Poster Presentation COSA-IPOS Joint Scientific Meeting 2012

Finding a needle in a haystack: Population-based approaches to recruiting relatives of CRC patients into a behavioral intervention trial (#605)

Anita Y Kinney 1 , Rebecca G Simmons 1 , Yuan-Chin Amy Lee 1 , Antoinette Stroup 2 , Amy Rogers 1 , Sandie Edwards 1 , Jan Lowery 3 , Charles Wiggins 4 , Dierdre Hill 4 , Christopher Johnson 5 , Rosemary Cress 6 , Marc S Williams 7 , Kory W Jasperson 1 , Marc Schwartz 8 , Randall Burt 1 , Scott Walters 9
  1. University of Utah, Huntsman Cancer Institute, Salt Lake City, UT, United States
  2. Internal Medicine, University of Utah, Salt Lake City, UT, USA
  3. Prevention and Control, University of Colorado Cancer Center, Aurora, CO, USA
  4. University of New Mexico, Albuquerque, NM, USA
  5. Epidemiology, Idaho Hospital Association, Boise, ID, USA
  6. California Cancer Registry, Sacramento, CA, USA
  7. Genomic Medicine Institute, Weis Center for Research, Danville, PA, USA
  8. Lombardi Comprehensive Cancer Center, Georgetown University, Washington, DC, USA
  9. School of Public Health, University of North Texas Southwestern, Ft. Worth, TX, USA

Aims: Accessing relatives of cancer patients through population-based cancer registries has potential advantages for increasing the reach of behavioral interventions to educate family members about their risk and motivate screening adherence. We examined factors associated with case (proband) and relative recruitment to a multi-site behavioral intervention trial targeting individuals at increased familial risk for colorectal cancer (CRC).

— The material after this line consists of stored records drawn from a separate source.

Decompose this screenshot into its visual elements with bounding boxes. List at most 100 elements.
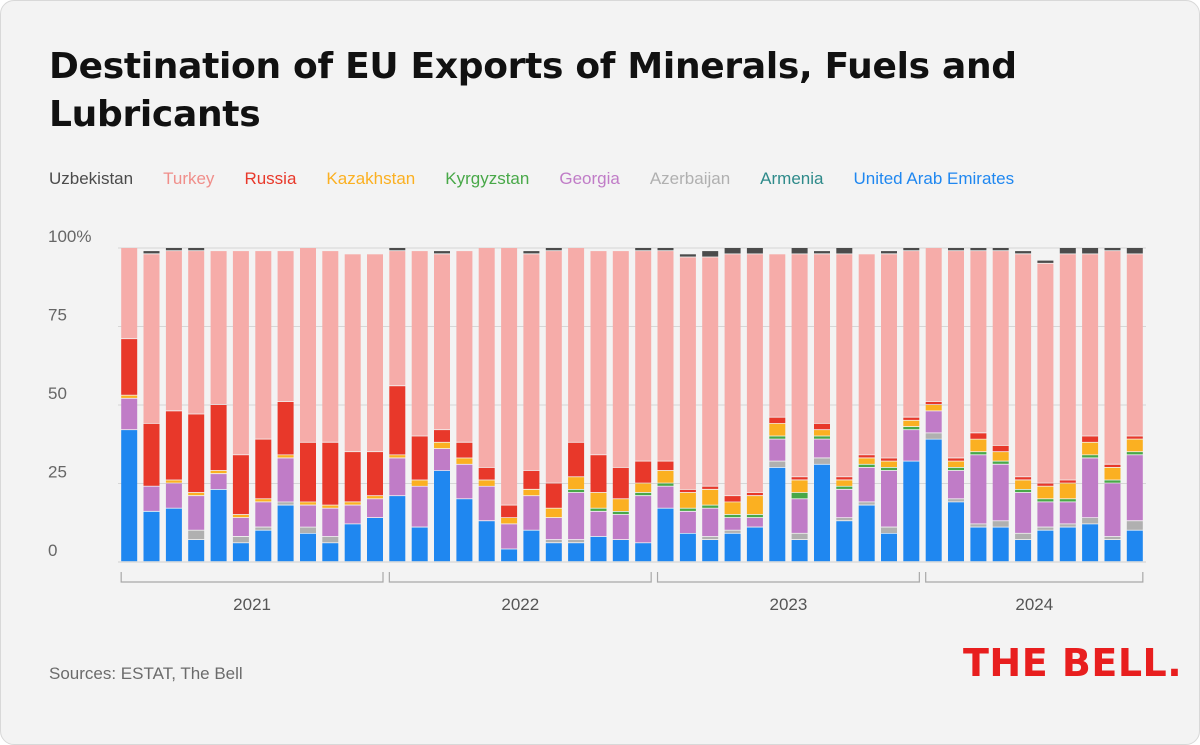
year-bracket xyxy=(120,572,384,583)
bar-segment-georgia xyxy=(344,505,361,524)
bar-segment-georgia xyxy=(389,458,406,496)
bar-segment-kyrgyzstan xyxy=(1059,499,1076,502)
bar-segment-kazakhstan xyxy=(121,395,138,398)
bar-segment-kazakhstan xyxy=(545,508,562,518)
bar-segment-uzbekistan xyxy=(1082,248,1099,254)
bar-segment-georgia xyxy=(300,505,316,527)
bar-segment-azerbaijan xyxy=(858,502,875,505)
bar-segment-kazakhstan xyxy=(478,480,495,486)
bar-segment-azerbaijan xyxy=(791,533,808,540)
bar-segment-russia xyxy=(858,455,875,458)
bar-segment-russia xyxy=(165,411,182,480)
bar-segment-uzbekistan xyxy=(903,248,920,251)
bar-segment-kazakhstan xyxy=(791,480,808,493)
bar-segment-united-arab-emirates xyxy=(858,505,875,562)
bar-segment-united-arab-emirates xyxy=(814,464,830,562)
legend-item-united-arab-emirates: United Arab Emirates xyxy=(853,169,1015,188)
bar-segment-turkey xyxy=(501,248,518,505)
bar-segment-kazakhstan xyxy=(948,461,964,467)
bar-segment-kazakhstan xyxy=(456,458,473,464)
bar-segment-russia xyxy=(992,445,1009,452)
y-tick-label: 100% xyxy=(48,227,91,246)
bar-segment-united-arab-emirates xyxy=(881,533,897,562)
bar-segment-united-arab-emirates xyxy=(188,540,205,562)
bar-segment-georgia xyxy=(255,502,272,527)
bar-segment-kazakhstan xyxy=(1059,483,1076,499)
bar-segment-azerbaijan xyxy=(1104,536,1121,540)
bar-segment-turkey xyxy=(1037,263,1054,483)
year-bracket xyxy=(388,572,652,583)
bar-segment-united-arab-emirates xyxy=(389,496,406,562)
bar-segment-uzbekistan xyxy=(791,248,808,254)
legend-item-kazakhstan: Kazakhstan xyxy=(326,169,416,188)
bar-segment-kyrgyzstan xyxy=(1082,455,1099,458)
bar-segment-united-arab-emirates xyxy=(679,533,696,562)
bar-segment-kyrgyzstan xyxy=(814,436,830,439)
bar-segment-united-arab-emirates xyxy=(255,530,272,562)
bar-segment-russia xyxy=(635,461,652,483)
bar-segment-russia xyxy=(1126,436,1143,439)
bar-segment-united-arab-emirates xyxy=(925,439,942,562)
bar-segment-russia xyxy=(568,442,585,477)
bar-segment-turkey xyxy=(948,251,964,458)
bar-segment-turkey xyxy=(881,254,897,458)
bar-segment-kazakhstan xyxy=(434,442,450,449)
bar-segment-azerbaijan xyxy=(992,521,1009,527)
bar-segment-uzbekistan xyxy=(165,248,182,251)
bar-segment-russia xyxy=(232,455,249,515)
bar-segment-turkey xyxy=(791,254,808,477)
bar-segment-russia xyxy=(769,417,786,424)
legend-item-azerbaijan: Azerbaijan xyxy=(649,169,731,188)
bar-segment-russia xyxy=(814,423,830,430)
bar-segment-turkey xyxy=(1059,254,1076,480)
bar-segment-kyrgyzstan xyxy=(702,505,719,508)
bar-segment-kazakhstan xyxy=(903,420,920,427)
bar-segment-turkey xyxy=(702,257,719,486)
bar-segment-russia xyxy=(836,477,853,480)
bar-segment-kazakhstan xyxy=(858,458,875,464)
bar-segment-kyrgyzstan xyxy=(881,467,897,471)
bar-segment-united-arab-emirates xyxy=(612,540,629,562)
bar-segment-georgia xyxy=(746,518,763,527)
bar-segment-united-arab-emirates xyxy=(836,521,853,562)
bar-segment-kyrgyzstan xyxy=(657,483,674,486)
bar-segment-kazakhstan xyxy=(590,492,607,508)
bar-segment-russia xyxy=(322,442,339,505)
y-tick-label: 50 xyxy=(48,384,67,403)
bar-segment-georgia xyxy=(881,470,897,527)
bar-segment-united-arab-emirates xyxy=(367,518,383,562)
year-bracket xyxy=(925,572,1144,583)
bar-segment-georgia xyxy=(1126,455,1143,521)
bar-segment-kazakhstan xyxy=(1015,480,1032,489)
bar-segment-georgia xyxy=(814,439,830,458)
year-label: 2024 xyxy=(1015,595,1053,614)
year-label: 2023 xyxy=(769,595,807,614)
bar-segment-georgia xyxy=(1059,502,1076,524)
bar-segment-georgia xyxy=(277,458,294,502)
bar-segment-russia xyxy=(903,417,920,420)
bar-segment-turkey xyxy=(389,251,406,386)
bar-segment-georgia xyxy=(188,496,205,530)
bar-segment-kyrgyzstan xyxy=(992,461,1009,464)
bar-segment-kazakhstan xyxy=(1104,467,1121,480)
bar-segment-turkey xyxy=(1082,254,1099,436)
bar-segment-georgia xyxy=(702,508,719,537)
bar-segment-russia xyxy=(970,433,987,439)
legend-item-kyrgyzstan: Kyrgyzstan xyxy=(445,169,530,188)
bar-segment-turkey xyxy=(210,251,227,405)
bar-segment-russia xyxy=(121,339,138,395)
bar-segment-russia xyxy=(143,423,160,486)
bar-segment-azerbaijan xyxy=(769,461,786,467)
bar-segment-kyrgyzstan xyxy=(948,467,964,471)
source-note: Sources: ESTAT, The Bell xyxy=(49,664,243,683)
bar-segment-azerbaijan xyxy=(1126,521,1143,530)
bar-segment-georgia xyxy=(322,508,339,537)
bar-segment-united-arab-emirates xyxy=(434,470,450,562)
bar-segment-turkey xyxy=(992,251,1009,445)
bar-segment-uzbekistan xyxy=(970,248,987,251)
bar-segment-united-arab-emirates xyxy=(657,508,674,562)
bar-segment-russia xyxy=(1104,464,1121,467)
bar-segment-turkey xyxy=(478,248,495,467)
bar-segment-kazakhstan xyxy=(992,452,1009,461)
bar-segment-uzbekistan xyxy=(836,248,853,254)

Methods: The Family CARE trial partnered with five population-based cancer registries in the United States. Mode and intensity of registry contact varied widely. We attempted to contact 3893 eligible CRC probands to identify their relatives and invite them to participate in the trial. Multiple logistic regression models were utilized to determine predictors of proband participation and relative enrollment. Results: 18.4% (n = 715) of probands who were asked to provide contact information on their relatives provided the information. Overall, 15.6 (range = 8-77) cancer cases were contacted for every one relative randomized. Factors significantly (p values < 0.05) associated with probands’ willingness to provide contact information on their at-risk relatives include younger age at diagnosis, more recent cancer diagnosis, non-Latino White ethnicity/race, female sex, and registry source/contact intensity. 79% (n=496) of eligible relatives enrolled and were randomized to one of the two intervention arms (targeted mailed intervention vs. individualized phone and mailed print intervention). The participation of another at-risk family member in the trial (OR=1.67; 95% CI = 1.08-2.59; p = 0.001) and registry source (p < 0.01) emerged as independent predictors of relatives’ participation.

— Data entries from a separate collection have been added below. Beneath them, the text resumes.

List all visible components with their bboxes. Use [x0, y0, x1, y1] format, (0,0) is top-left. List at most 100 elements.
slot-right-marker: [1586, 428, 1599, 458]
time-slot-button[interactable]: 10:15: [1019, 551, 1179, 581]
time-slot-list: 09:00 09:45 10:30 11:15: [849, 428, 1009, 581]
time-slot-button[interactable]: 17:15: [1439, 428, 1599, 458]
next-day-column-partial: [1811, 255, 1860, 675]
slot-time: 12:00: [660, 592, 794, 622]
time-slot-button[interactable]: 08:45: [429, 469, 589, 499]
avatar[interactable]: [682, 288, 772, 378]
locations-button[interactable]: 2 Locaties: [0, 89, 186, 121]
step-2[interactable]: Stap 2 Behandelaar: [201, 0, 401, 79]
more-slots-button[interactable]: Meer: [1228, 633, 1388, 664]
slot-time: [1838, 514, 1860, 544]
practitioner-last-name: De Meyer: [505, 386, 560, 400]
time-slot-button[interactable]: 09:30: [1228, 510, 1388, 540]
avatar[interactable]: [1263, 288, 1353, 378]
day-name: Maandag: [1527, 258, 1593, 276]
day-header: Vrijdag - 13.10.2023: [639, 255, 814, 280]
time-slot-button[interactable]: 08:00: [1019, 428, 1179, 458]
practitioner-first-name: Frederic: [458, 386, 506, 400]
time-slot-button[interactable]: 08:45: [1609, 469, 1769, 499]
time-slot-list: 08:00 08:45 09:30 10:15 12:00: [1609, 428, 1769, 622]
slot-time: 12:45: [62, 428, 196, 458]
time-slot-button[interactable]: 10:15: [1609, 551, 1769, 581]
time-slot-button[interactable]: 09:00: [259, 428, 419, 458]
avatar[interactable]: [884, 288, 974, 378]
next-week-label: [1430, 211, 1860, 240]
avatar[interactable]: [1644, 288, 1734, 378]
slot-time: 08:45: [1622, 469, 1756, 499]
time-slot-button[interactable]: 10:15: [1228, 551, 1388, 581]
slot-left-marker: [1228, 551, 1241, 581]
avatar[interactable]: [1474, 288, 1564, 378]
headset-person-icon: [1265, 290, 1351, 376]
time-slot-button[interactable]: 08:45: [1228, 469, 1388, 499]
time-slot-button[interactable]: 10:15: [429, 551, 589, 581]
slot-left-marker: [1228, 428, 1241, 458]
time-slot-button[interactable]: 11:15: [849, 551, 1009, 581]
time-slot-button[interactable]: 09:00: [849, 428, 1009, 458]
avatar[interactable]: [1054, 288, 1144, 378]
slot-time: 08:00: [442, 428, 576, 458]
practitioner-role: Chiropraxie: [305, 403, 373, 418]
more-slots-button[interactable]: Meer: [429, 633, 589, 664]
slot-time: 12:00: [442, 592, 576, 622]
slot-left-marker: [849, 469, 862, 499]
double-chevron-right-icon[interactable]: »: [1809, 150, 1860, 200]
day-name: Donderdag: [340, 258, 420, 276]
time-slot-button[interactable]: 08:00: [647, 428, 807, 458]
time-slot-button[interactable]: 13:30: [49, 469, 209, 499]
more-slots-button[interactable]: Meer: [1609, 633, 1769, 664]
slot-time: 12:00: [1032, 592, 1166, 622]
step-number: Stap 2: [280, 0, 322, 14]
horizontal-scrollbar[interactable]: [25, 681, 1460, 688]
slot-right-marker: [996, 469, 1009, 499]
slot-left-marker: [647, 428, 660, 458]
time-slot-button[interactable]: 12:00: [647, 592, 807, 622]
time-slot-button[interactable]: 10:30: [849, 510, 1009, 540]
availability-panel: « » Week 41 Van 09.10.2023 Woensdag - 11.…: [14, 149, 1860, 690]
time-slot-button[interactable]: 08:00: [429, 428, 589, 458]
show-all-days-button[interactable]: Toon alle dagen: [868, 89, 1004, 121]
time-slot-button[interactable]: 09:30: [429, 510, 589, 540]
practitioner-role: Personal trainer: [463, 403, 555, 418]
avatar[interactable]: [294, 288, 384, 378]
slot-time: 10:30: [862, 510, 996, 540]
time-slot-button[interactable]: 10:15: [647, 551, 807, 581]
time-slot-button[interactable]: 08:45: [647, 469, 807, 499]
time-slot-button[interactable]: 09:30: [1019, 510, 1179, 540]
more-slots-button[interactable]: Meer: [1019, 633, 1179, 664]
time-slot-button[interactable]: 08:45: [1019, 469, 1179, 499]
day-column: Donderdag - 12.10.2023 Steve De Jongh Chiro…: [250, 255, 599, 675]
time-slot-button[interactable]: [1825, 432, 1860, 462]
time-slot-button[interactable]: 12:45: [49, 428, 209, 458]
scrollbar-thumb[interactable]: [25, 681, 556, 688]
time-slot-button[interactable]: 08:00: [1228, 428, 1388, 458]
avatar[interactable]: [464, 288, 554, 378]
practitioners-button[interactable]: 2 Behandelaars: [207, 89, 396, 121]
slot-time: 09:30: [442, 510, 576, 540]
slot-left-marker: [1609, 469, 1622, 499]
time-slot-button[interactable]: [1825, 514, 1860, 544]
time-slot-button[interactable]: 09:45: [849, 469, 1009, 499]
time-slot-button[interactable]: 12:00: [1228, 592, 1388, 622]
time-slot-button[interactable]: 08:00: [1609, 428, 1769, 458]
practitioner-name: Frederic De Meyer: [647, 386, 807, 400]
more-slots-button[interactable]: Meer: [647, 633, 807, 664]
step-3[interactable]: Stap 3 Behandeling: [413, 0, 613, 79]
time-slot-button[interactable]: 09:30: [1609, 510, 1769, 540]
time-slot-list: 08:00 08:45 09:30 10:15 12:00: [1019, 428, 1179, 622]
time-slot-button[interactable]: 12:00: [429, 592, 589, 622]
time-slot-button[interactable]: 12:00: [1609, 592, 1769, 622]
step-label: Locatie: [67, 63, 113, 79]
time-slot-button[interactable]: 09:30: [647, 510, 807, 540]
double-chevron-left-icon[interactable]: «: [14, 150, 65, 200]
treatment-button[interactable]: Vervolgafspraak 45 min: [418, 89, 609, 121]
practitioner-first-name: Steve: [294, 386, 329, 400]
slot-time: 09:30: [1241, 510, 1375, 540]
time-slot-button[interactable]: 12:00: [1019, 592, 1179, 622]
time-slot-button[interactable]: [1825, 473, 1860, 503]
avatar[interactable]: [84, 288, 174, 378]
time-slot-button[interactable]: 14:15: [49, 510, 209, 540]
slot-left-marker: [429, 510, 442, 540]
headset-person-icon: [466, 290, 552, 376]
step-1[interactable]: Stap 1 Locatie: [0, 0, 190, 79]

Conclusion: Participation rates varied widely across registries, which may in part be due to differences in contact intensity. Adequate resources are required to maximize family participation. Our findings can guide the design of future family-based cancer prevention trials utilizing cancer registries to reach relatives of CRC probands with potentially life-saving health communications.